In order to meet this demand, the power capacity in the GCC, which according to Arab Petroleum Investments Corporation currently represents 47% or 148GW (Giga Watt) of the current Middle East and North Africa (Mena) power-generating capacity, needs to expand at an average annual pace of 8% between 2016 and 2020. “This will require $85bn for the addition of 69GW of generating capacity and another $52bn for transmission and distribution over the next five years,” the report said.

 

(The GCC) governments have increased water, electricity and fuel prices to ease the burden on state budgets, which are part of a broader programme that aims to liberalise domestic energy prices over the medium-term, it said.

 

Recently, there has also been a pressing need for a shift towards smart power grids, as smart grids can reduce the stress on the grid, defer the investments for upgrades, improve the power system efficiency, and reduce emissions.

 

“The elephant in the room for energy efficiency is the heavily subsidised unit cost of energy within the GCC,” Holley Chant, executive director, Corporate Sustainability at KEO International Consultants, said.

 

The Abdullah Bin Hamad Al-Attiyah Foundation for Energy and Sustainable Development November 2015 report found that this (energy subsidy) is as much as 66% for some GCC countries.

 

Given the promising development of low carbon infrastructural energy generation projects, the hidden costs of subsidised energy are reducing, Chant said.
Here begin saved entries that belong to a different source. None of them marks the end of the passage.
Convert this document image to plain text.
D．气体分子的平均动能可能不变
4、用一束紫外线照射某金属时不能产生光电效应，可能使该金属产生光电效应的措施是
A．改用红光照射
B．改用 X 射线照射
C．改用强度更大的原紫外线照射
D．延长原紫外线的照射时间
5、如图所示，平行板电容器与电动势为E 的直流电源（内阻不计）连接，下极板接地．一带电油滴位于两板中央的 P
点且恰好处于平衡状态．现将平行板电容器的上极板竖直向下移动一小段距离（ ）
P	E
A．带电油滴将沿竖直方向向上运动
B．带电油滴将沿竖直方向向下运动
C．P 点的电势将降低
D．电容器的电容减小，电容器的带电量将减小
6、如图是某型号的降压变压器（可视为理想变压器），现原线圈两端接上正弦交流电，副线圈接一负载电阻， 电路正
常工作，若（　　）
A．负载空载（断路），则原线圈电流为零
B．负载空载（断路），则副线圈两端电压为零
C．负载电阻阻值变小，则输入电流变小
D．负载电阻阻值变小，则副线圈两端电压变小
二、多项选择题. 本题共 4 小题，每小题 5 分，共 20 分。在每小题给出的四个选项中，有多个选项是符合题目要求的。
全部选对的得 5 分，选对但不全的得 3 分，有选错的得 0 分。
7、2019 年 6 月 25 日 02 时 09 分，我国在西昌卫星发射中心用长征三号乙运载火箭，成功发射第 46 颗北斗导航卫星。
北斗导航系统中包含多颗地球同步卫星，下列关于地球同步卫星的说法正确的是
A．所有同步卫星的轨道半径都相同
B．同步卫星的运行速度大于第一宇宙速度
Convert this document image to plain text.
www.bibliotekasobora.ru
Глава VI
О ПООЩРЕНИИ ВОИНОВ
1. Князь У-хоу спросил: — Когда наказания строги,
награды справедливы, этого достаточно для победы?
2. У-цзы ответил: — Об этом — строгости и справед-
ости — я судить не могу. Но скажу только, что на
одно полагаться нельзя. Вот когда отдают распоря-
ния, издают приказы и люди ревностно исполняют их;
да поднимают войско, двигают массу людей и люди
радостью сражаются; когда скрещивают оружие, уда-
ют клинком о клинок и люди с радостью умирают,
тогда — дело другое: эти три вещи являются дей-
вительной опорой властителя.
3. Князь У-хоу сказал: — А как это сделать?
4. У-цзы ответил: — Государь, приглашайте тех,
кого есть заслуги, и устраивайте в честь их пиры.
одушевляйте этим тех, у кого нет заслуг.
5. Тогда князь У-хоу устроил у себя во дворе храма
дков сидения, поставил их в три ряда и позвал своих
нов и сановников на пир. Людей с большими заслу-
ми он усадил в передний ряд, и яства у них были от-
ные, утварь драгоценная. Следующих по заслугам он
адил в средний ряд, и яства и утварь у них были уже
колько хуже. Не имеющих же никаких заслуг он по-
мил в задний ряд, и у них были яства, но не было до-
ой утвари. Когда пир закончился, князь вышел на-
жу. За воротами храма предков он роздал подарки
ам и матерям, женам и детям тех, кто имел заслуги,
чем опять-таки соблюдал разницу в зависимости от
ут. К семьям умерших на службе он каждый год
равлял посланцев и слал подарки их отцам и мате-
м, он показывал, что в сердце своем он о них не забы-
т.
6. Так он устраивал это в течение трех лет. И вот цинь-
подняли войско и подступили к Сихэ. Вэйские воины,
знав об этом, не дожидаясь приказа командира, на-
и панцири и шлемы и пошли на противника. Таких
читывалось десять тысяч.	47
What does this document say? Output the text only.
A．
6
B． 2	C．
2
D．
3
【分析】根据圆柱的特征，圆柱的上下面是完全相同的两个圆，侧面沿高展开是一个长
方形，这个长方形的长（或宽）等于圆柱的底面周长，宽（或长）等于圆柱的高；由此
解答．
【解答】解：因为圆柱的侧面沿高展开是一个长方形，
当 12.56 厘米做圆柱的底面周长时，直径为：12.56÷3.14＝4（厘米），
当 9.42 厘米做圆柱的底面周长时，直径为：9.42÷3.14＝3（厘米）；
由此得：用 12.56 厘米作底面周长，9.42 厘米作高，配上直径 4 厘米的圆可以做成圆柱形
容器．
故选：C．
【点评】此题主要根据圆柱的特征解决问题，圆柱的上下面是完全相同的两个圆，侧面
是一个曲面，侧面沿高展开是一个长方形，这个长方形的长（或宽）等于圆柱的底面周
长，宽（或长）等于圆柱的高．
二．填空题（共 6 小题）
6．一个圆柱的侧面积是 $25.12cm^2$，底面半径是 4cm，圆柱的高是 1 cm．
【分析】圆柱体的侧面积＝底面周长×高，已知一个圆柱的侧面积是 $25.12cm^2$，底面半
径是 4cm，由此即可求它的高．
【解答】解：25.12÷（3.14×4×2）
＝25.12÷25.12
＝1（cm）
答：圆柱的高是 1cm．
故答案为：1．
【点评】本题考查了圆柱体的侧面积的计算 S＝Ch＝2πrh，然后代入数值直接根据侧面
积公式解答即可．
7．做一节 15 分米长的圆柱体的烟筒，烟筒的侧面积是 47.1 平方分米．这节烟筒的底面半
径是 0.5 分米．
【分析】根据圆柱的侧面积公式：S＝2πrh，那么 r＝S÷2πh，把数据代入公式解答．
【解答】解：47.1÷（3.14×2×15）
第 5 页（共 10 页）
Nonetheless, addressing this difference would be the strongest incentive, the KEO official said; adding since utility costs are rising, a clear road map of future financial impacts would further support this stimulus.

 

Currently, the GCC government organisations and businesses are also witnessing the benefits of renewables as a cost-effective and reliable power source. The GCC countries have all targeted that 10% of the power production comes from renewable sources of energy by 2020 and are rapidly moving towards realising this target.

 

The key to renewable energy development in the GCC region is solar power, as it is the single most abundant renewable source of energy available, the report said.